I am currently trying to complete a project where the specifications are to use a search form to search through a packaging database. The database has lots of variables ranging from Sizes, names, types and meats. I need to create a search form where users can search using a number of different searches (such as searching for a lid tray that is 50 cm long).

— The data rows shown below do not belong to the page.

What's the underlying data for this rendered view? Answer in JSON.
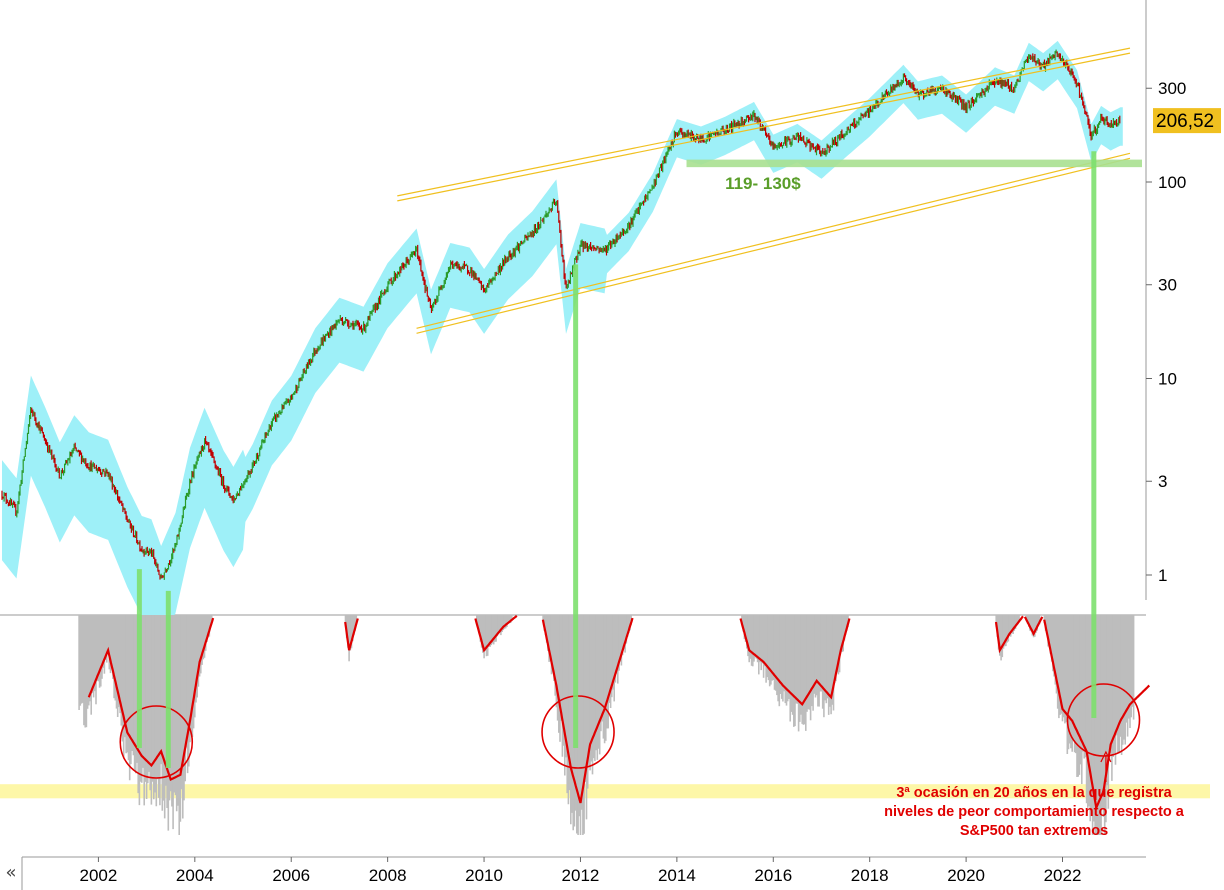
{
  "chart_data": [
    {
      "type": "candlestick",
      "scale": "log",
      "y_ticks": [
        "300",
        "100",
        "30",
        "10",
        "3",
        "1"
      ],
      "y_tick_values": [
        300,
        100,
        30,
        10,
        3,
        1
      ],
      "last_price_label": "206,52",
      "x_ticks": [
        "2002",
        "2004",
        "2006",
        "2008",
        "2010",
        "2012",
        "2014",
        "2016",
        "2018",
        "2020",
        "2022"
      ],
      "support_zone_label": "119- 130$",
      "support_zone": [
        119,
        130
      ],
      "price_path": [
        {
          "t": 2000.0,
          "v": 2.6
        },
        {
          "t": 2000.3,
          "v": 2.1
        },
        {
          "t": 2000.6,
          "v": 7.0
        },
        {
          "t": 2000.9,
          "v": 4.8
        },
        {
          "t": 2001.2,
          "v": 3.2
        },
        {
          "t": 2001.5,
          "v": 4.4
        },
        {
          "t": 2001.8,
          "v": 3.6
        },
        {
          "t": 2002.2,
          "v": 3.3
        },
        {
          "t": 2002.6,
          "v": 1.9
        },
        {
          "t": 2002.9,
          "v": 1.35
        },
        {
          "t": 2003.1,
          "v": 1.3
        },
        {
          "t": 2003.3,
          "v": 0.95
        },
        {
          "t": 2003.6,
          "v": 1.4
        },
        {
          "t": 2003.9,
          "v": 3.0
        },
        {
          "t": 2004.2,
          "v": 4.8
        },
        {
          "t": 2004.6,
          "v": 2.9
        },
        {
          "t": 2004.8,
          "v": 2.4
        },
        {
          "t": 2005.2,
          "v": 3.6
        },
        {
          "t": 2005.6,
          "v": 6.0
        },
        {
          "t": 2006.0,
          "v": 8.0
        },
        {
          "t": 2006.5,
          "v": 14.0
        },
        {
          "t": 2007.0,
          "v": 20.0
        },
        {
          "t": 2007.5,
          "v": 18.0
        },
        {
          "t": 2008.0,
          "v": 30.0
        },
        {
          "t": 2008.6,
          "v": 45.0
        },
        {
          "t": 2008.9,
          "v": 22.0
        },
        {
          "t": 2009.3,
          "v": 38.0
        },
        {
          "t": 2009.7,
          "v": 36.0
        },
        {
          "t": 2010.0,
          "v": 28.0
        },
        {
          "t": 2010.5,
          "v": 42.0
        },
        {
          "t": 2011.0,
          "v": 55.0
        },
        {
          "t": 2011.5,
          "v": 80.0
        },
        {
          "t": 2011.7,
          "v": 28.0
        },
        {
          "t": 2012.0,
          "v": 48.0
        },
        {
          "t": 2012.5,
          "v": 45.0
        },
        {
          "t": 2013.0,
          "v": 60.0
        },
        {
          "t": 2013.5,
          "v": 95.0
        },
        {
          "t": 2014.0,
          "v": 180.0
        },
        {
          "t": 2014.5,
          "v": 165.0
        },
        {
          "t": 2015.0,
          "v": 185.0
        },
        {
          "t": 2015.6,
          "v": 220.0
        },
        {
          "t": 2016.0,
          "v": 150.0
        },
        {
          "t": 2016.5,
          "v": 170.0
        },
        {
          "t": 2017.0,
          "v": 140.0
        },
        {
          "t": 2017.5,
          "v": 180.0
        },
        {
          "t": 2018.0,
          "v": 230.0
        },
        {
          "t": 2018.7,
          "v": 340.0
        },
        {
          "t": 2019.0,
          "v": 280.0
        },
        {
          "t": 2019.5,
          "v": 300.0
        },
        {
          "t": 2020.0,
          "v": 240.0
        },
        {
          "t": 2020.6,
          "v": 330.0
        },
        {
          "t": 2021.0,
          "v": 300.0
        },
        {
          "t": 2021.3,
          "v": 440.0
        },
        {
          "t": 2021.6,
          "v": 390.0
        },
        {
          "t": 2021.9,
          "v": 450.0
        },
        {
          "t": 2022.3,
          "v": 320.0
        },
        {
          "t": 2022.6,
          "v": 170.0
        },
        {
          "t": 2022.8,
          "v": 210.0
        },
        {
          "t": 2023.0,
          "v": 195.0
        },
        {
          "t": 2023.2,
          "v": 206.5
        }
      ],
      "upper_channel": [
        {
          "t": 2008.2,
          "v": 85
        },
        {
          "t": 2023.4,
          "v": 480
        }
      ],
      "lower_channel": [
        {
          "t": 2008.6,
          "v": 18
        },
        {
          "t": 2023.4,
          "v": 140
        }
      ],
      "vertical_markers": [
        2002.85,
        2003.45,
        2011.9,
        2022.65
      ]
    },
    {
      "type": "area",
      "series_color": "#e00000",
      "relative_performance": [
        {
          "t": 2001.8,
          "v": 0.65
        },
        {
          "t": 2002.2,
          "v": 0.85
        },
        {
          "t": 2002.6,
          "v": 0.5
        },
        {
          "t": 2002.9,
          "v": 0.4
        },
        {
          "t": 2003.1,
          "v": 0.36
        },
        {
          "t": 2003.3,
          "v": 0.42
        },
        {
          "t": 2003.5,
          "v": 0.3
        },
        {
          "t": 2003.7,
          "v": 0.32
        },
        {
          "t": 2003.9,
          "v": 0.55
        },
        {
          "t": 2004.1,
          "v": 0.8
        },
        {
          "t": 2004.4,
          "v": 1.0
        },
        {
          "t": 2007.1,
          "v": 1.0
        },
        {
          "t": 2007.2,
          "v": 0.85
        },
        {
          "t": 2007.4,
          "v": 1.0
        },
        {
          "t": 2009.8,
          "v": 1.0
        },
        {
          "t": 2010.0,
          "v": 0.85
        },
        {
          "t": 2010.4,
          "v": 0.95
        },
        {
          "t": 2010.7,
          "v": 1.0
        },
        {
          "t": 2011.2,
          "v": 1.0
        },
        {
          "t": 2011.5,
          "v": 0.7
        },
        {
          "t": 2011.8,
          "v": 0.35
        },
        {
          "t": 2012.0,
          "v": 0.2
        },
        {
          "t": 2012.2,
          "v": 0.45
        },
        {
          "t": 2012.5,
          "v": 0.6
        },
        {
          "t": 2012.8,
          "v": 0.8
        },
        {
          "t": 2013.1,
          "v": 1.0
        },
        {
          "t": 2015.3,
          "v": 1.0
        },
        {
          "t": 2015.5,
          "v": 0.85
        },
        {
          "t": 2015.8,
          "v": 0.8
        },
        {
          "t": 2016.2,
          "v": 0.7
        },
        {
          "t": 2016.6,
          "v": 0.62
        },
        {
          "t": 2016.9,
          "v": 0.72
        },
        {
          "t": 2017.2,
          "v": 0.65
        },
        {
          "t": 2017.4,
          "v": 0.85
        },
        {
          "t": 2017.6,
          "v": 1.0
        },
        {
          "t": 2020.6,
          "v": 1.0
        },
        {
          "t": 2020.7,
          "v": 0.85
        },
        {
          "t": 2020.9,
          "v": 0.92
        },
        {
          "t": 2021.2,
          "v": 1.0
        },
        {
          "t": 2021.4,
          "v": 0.92
        },
        {
          "t": 2021.6,
          "v": 1.0
        },
        {
          "t": 2021.8,
          "v": 0.8
        },
        {
          "t": 2022.0,
          "v": 0.6
        },
        {
          "t": 2022.2,
          "v": 0.55
        },
        {
          "t": 2022.5,
          "v": 0.42
        },
        {
          "t": 2022.7,
          "v": 0.18
        },
        {
          "t": 2022.85,
          "v": 0.25
        },
        {
          "t": 2023.0,
          "v": 0.45
        },
        {
          "t": 2023.2,
          "v": 0.55
        },
        {
          "t": 2023.4,
          "v": 0.62
        },
        {
          "t": 2023.8,
          "v": 0.7
        }
      ],
      "circled_lows": [
        2003.2,
        2011.95,
        2022.85
      ],
      "extreme_band": [
        0.22,
        0.28
      ],
      "annotation": "3ª ocasión en 20 años en la que registra\nniveles de peor comportamiento respecto a\nS&P500 tan extremos"
    }
  ],
  "ui": {
    "scroll_left_label": "«"
  },
  "colors": {
    "band": "#9ef0f8",
    "up": "#2a9a2a",
    "down": "#c00000",
    "channel": "#f0c020",
    "support": "#a8e090",
    "marker": "#7ee06e",
    "indicator": "#e00000",
    "histogram": "#bdbdbd",
    "extreme": "#fdf7a8",
    "price_box": "#f0c020",
    "annotation": "#e00000",
    "support_label": "#5a9e2a"
  }
}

I have spent all day trying to create some PHP code that can search for info within a test database I created. I have had numerous amounts of errors ranging from mysql_fetch_array errors, boolean errors and now currently my latest error is that my table doesn't seem to exist. Although i can enter data into it (html and php pages where I can enter data), I don't know what is causing this and I have started again a few times now.

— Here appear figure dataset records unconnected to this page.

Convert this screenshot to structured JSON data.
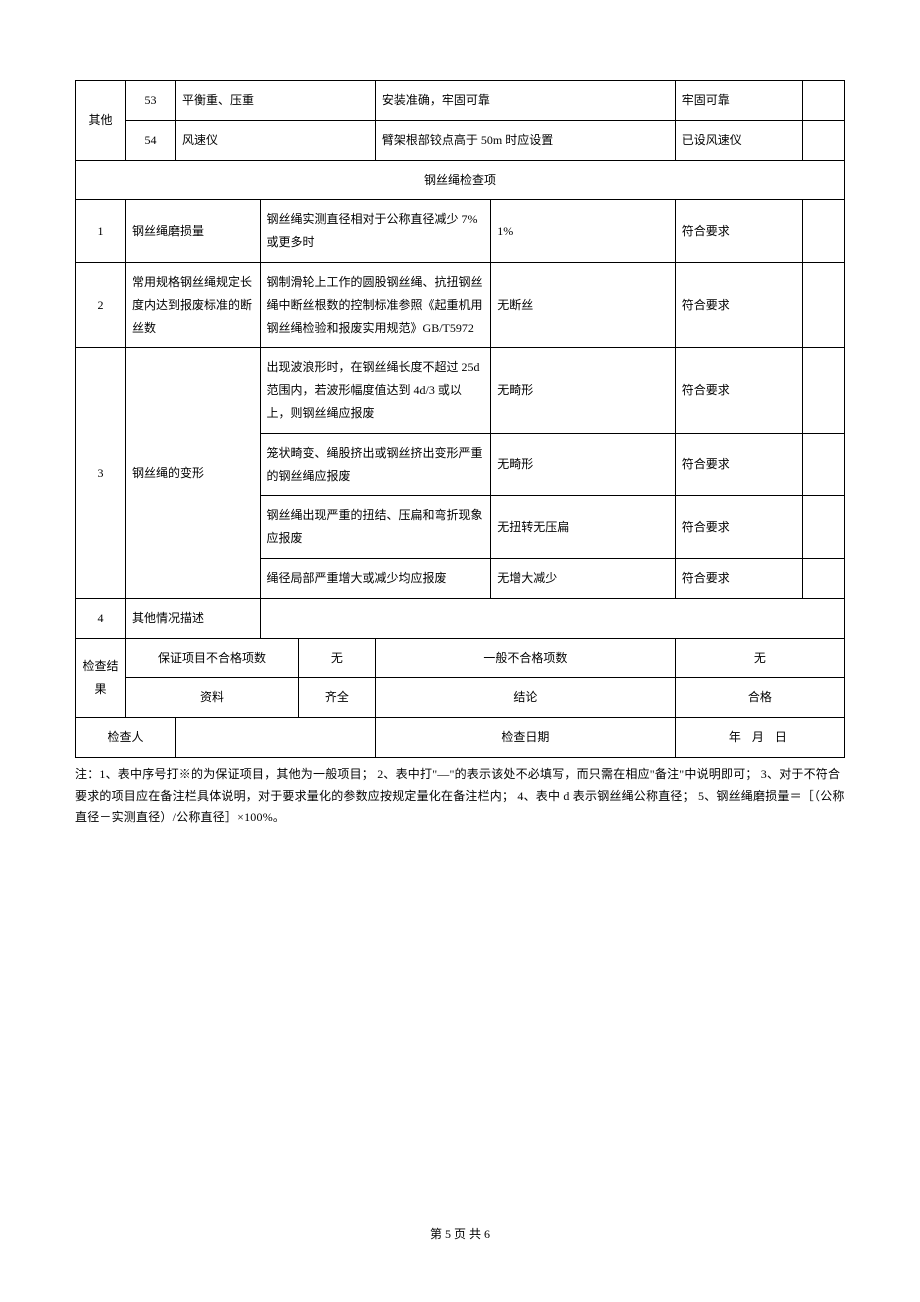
{
  "colors": {
    "border": "#000000",
    "background": "#ffffff",
    "text": "#000000"
  },
  "fonts": {
    "body_family": "SimSun",
    "body_size_pt": 10.5,
    "notes_size_pt": 10.5
  },
  "top_rows": [
    {
      "group_label": "其他",
      "no": "53",
      "name": "平衡重、压重",
      "requirement": "安装准确，牢固可靠",
      "result": "牢固可靠",
      "remark": ""
    },
    {
      "no": "54",
      "name": "风速仪",
      "requirement": "臂架根部铰点高于 50m 时应设置",
      "result": "已设风速仪",
      "remark": ""
    }
  ],
  "section_header": "钢丝绳检查项",
  "wire_rows": [
    {
      "no": "1",
      "name": "钢丝绳磨损量",
      "criteria": "钢丝绳实测直径相对于公称直径减少 7%或更多时",
      "measured": "1%",
      "result": "符合要求",
      "remark": ""
    },
    {
      "no": "2",
      "name": "常用规格钢丝绳规定长度内达到报废标准的断丝数",
      "criteria": "钢制滑轮上工作的圆股钢丝绳、抗扭钢丝绳中断丝根数的控制标准参照《起重机用钢丝绳检验和报废实用规范》GB/T5972",
      "measured": "无断丝",
      "result": "符合要求",
      "remark": ""
    },
    {
      "no": "3",
      "name": "钢丝绳的变形",
      "sub": [
        {
          "criteria": "出现波浪形时，在钢丝绳长度不超过 25d 范围内，若波形幅度值达到 4d/3 或以上，则钢丝绳应报废",
          "measured": "无畸形",
          "result": "符合要求",
          "remark": ""
        },
        {
          "criteria": "笼状畸变、绳股挤出或钢丝挤出变形严重的钢丝绳应报废",
          "measured": "无畸形",
          "result": "符合要求",
          "remark": ""
        },
        {
          "criteria": "钢丝绳出现严重的扭结、压扁和弯折现象应报废",
          "measured": "无扭转无压扁",
          "result": "符合要求",
          "remark": ""
        },
        {
          "criteria": "绳径局部严重增大或减少均应报废",
          "measured": "无增大减少",
          "result": "符合要求",
          "remark": ""
        }
      ]
    },
    {
      "no": "4",
      "name": "其他情况描述",
      "criteria": "",
      "measured": "",
      "result": "",
      "remark": ""
    }
  ],
  "check_result": {
    "label": "检查结果",
    "guarantee_fail_label": "保证项目不合格项数",
    "guarantee_fail_value": "无",
    "general_fail_label": "一般不合格项数",
    "general_fail_value": "无",
    "data_label": "资料",
    "data_value": "齐全",
    "conclusion_label": "结论",
    "conclusion_value": "合格"
  },
  "inspector": {
    "label": "检查人",
    "value": "",
    "date_label": "检查日期",
    "date_value": "年  月  日"
  },
  "notes": "注：1、表中序号打※的为保证项目，其他为一般项目； 2、表中打\"—\"的表示该处不必填写，而只需在相应\"备注\"中说明即可； 3、对于不符合要求的项目应在备注栏具体说明，对于要求量化的参数应按规定量化在备注栏内； 4、表中 d 表示钢丝绳公称直径； 5、钢丝绳磨损量＝［（公称直径－实测直径）/公称直径］×100%。",
  "footer": "第 5 页 共 6"
}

Can anyone give me some idea or tips of what I am going to have to do currently? Here is just my small tests at the moment before I move onto the actual sites SQL database.
Creation of database:
<body>
<?php
$con = mysql_connect("localhost", "root", "");
if (!$con)
{
die('Could not connect: ' . mysql_error());
}
if (mysql_query("CREATE DATABASE db_test", $con))
{
echo "Database created";
}
else
{
echo "Error creating database: " . mysql_error();
}
mysql_select_db("db_test", $con);
$sql = "CREATE TABLE Liam
(
Code varchar (30),
Description varchar (30),
Category varchar (30),
CutSize varchar (30),
)";
mysql_query($sql, $con);
mysql_close($con);
?>
</body>
HTML search form page:
<body>
<form action="form.php" method="post">
Search: <input type="text" name="term" /><br />
<input type="submit" name="submit" value="Submit" />
</form>
</body>
The PHP code I am using to attempt to gather info from the database
(I have rewritten this a few times, this code also displays the "table.liam doesn't exist")
<body>
<?php
$con = mysql_connect ("localhost", "root", "");
mysql_select_db ("db_test", $con);
if (!$con)
{
die ("Could not connect: " . mysql_error());
}
$sql = mysql_query("SELECT * FROM Liam WHERE Description LIKE '%term%'") or die
(mysql_error());
while ($row = mysql_fetch_array($sql)){
echo 'Primary key: ' .$row['PRIMARYKEY'];
echo '<br /> Code: ' .$row['Code'];
echo '<br /> Description: '.$row['Description'];
echo '<br /> Category: '.$row['Category'];
echo '<br /> Cut Size: '.$row['CutSize'];
}
mysql_close($con)
?>
</body>
try this out let me know what happens.
Form:
<form action="form.php" method="post">
Search: <input type="text" name="term" /><br />
<input type="submit" value="Submit" />
</form>
Form.php:
$term = mysql_real_escape_string($_REQUEST['term']);
$sql = "SELECT * FROM liam WHERE Description LIKE '%".$term."%'";
$r_query = mysql_query($sql);
while ($row = mysql_fetch_array($r_query)){
echo 'Primary key: ' .$row['PRIMARYKEY'];
echo '<br /> Code: ' .$row['Code'];
echo '<br /> Description: '.$row['Description'];
echo '<br /> Category: '.$row['Category'];
echo '<br /> Cut Size: '.$row['CutSize'];
}
Edit: Cleaned it up a little more.
Final Cut (my test file):
<?php
$db_hostname = 'localhost';
$db_username = 'demo';
$db_password = 'demo';
$db_database = 'demo';
// Database Connection String
$con = mysql_connect($db_hostname,$db_username,$db_password);
if (!$con)
{
die('Could not connect: ' . mysql_error());
}
mysql_select_db($db_database, $con);
?>
<!DOCTYPE html>
<html lang="en">
<head>
<meta charset="utf-8" />
<title></title>
</head>
<body>
<form action="" method="post">
Search: <input type="text" name="term" /><br />
<input type="submit" value="Submit" />
</form>
<?php
if (!empty($_REQUEST['term'])) {
$term = mysql_real_escape_string($_REQUEST['term']);
$sql = "SELECT * FROM liam WHERE Description LIKE '%".$term."%'";
$r_query = mysql_query($sql);
while ($row = mysql_fetch_array($r_query)){
echo 'Primary key: ' .$row['PRIMARYKEY'];
echo '<br /> Code: ' .$row['Code'];
echo '<br /> Description: '.$row['Description'];
echo '<br /> Category: '.$row['Category'];
echo '<br /> Cut Size: '.$row['CutSize'];
}
}
?>
</body>
</html>
You're getting errors 'table liam does not exist' because the table's name is Liam which is not the same as liam. MySQL table names are case sensitive.